Ésta en concreto, por la hospitalidad del anfitrión, se prolongó hasta bien avanzada la tarde. El hermoso día de octubre comenzaba a declinar, y las hojas caían de los árboles sobre la avenida por la que iba paseando. Las verjas parecían cerrarse una tras otra a mi paso, con delicada determinación. Innumerables bedeles introducían innumerables llaves en cerraduras bien engrasadas; la guarida del tesoro se protegía para pasar una noche más. La avenida termina en una carretera, no recuerdo su nombre, que conduce hasta Fernham si se toma el oportuno desvío. Tenía tiempo de sobra. La cena no era hasta las siete y media, y tras una comida tan opípara podía pasarme sin cenar. Es curioso cómo una hebra de poesía empieza a tejerse en la mente y sincroniza el avance de las piernas a su ritmo. Esas palabras...

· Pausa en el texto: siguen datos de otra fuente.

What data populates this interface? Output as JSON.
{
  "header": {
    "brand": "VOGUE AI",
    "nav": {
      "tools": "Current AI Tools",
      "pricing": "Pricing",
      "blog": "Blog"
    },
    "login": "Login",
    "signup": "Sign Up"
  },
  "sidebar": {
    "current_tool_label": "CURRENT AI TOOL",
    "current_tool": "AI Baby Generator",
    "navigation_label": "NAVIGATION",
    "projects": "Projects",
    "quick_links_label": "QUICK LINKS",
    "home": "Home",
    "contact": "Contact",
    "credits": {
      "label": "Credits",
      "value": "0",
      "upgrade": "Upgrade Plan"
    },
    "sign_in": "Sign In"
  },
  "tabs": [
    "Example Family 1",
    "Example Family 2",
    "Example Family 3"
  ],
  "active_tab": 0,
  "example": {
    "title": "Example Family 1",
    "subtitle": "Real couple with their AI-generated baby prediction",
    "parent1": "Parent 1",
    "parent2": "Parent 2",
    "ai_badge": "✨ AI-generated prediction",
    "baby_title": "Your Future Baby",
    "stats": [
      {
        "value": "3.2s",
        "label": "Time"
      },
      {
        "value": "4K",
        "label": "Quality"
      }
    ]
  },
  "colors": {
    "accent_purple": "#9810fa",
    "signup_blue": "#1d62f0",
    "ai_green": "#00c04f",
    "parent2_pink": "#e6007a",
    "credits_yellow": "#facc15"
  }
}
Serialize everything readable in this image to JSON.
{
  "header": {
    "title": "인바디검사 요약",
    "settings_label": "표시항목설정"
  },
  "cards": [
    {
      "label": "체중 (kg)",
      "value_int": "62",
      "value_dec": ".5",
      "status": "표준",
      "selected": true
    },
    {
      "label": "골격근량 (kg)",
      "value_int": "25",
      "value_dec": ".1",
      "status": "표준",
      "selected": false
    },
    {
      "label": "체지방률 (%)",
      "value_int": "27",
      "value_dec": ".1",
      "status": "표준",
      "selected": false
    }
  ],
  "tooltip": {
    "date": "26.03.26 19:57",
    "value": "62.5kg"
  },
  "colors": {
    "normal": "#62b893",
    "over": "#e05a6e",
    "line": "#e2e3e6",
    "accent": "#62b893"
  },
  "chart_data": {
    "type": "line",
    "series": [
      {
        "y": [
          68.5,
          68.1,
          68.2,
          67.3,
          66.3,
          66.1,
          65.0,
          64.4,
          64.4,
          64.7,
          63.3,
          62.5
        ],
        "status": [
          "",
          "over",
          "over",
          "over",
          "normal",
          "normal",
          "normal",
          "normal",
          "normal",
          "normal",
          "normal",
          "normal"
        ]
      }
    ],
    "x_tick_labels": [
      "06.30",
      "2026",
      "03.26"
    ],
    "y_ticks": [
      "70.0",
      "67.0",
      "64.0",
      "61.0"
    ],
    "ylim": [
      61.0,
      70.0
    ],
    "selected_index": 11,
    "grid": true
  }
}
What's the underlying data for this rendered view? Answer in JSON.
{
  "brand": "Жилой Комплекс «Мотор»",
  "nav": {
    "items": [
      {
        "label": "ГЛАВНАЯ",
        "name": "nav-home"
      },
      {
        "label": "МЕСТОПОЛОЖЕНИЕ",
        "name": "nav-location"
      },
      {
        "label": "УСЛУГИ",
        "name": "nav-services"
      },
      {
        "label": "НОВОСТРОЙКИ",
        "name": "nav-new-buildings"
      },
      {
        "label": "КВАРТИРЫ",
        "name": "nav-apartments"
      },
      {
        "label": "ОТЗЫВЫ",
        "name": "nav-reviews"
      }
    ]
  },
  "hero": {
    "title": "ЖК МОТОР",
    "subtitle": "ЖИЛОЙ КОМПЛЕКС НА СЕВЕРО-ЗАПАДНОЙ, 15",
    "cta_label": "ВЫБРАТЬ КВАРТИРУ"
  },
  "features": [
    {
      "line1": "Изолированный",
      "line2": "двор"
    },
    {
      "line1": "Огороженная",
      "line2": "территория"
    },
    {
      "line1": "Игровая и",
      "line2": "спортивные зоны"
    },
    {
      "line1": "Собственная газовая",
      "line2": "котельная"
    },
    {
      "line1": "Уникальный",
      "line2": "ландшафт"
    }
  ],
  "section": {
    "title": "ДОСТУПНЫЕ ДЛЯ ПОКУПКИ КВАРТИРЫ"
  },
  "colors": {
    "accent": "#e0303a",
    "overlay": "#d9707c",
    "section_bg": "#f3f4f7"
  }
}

Una espléndida lágrima ha caído

De la flor de la pasión junto a la verja.

Aquí llega, mi paloma, mi amada...

cantaban en mi sangre mientras caminaba a paso ligero en dirección a Headingley. Y luego, cambiando de compás allí donde las aguas se arremolinan junto a la presa, entoné:

Mi corazón es como un ave canora

que anida en un retoño perlado de rocío.

Mi corazón es como un manzano...

¡Qué poetas!, exclamé a viva voz, como suele hacerse al atardecer. ¡Qué poetas eran!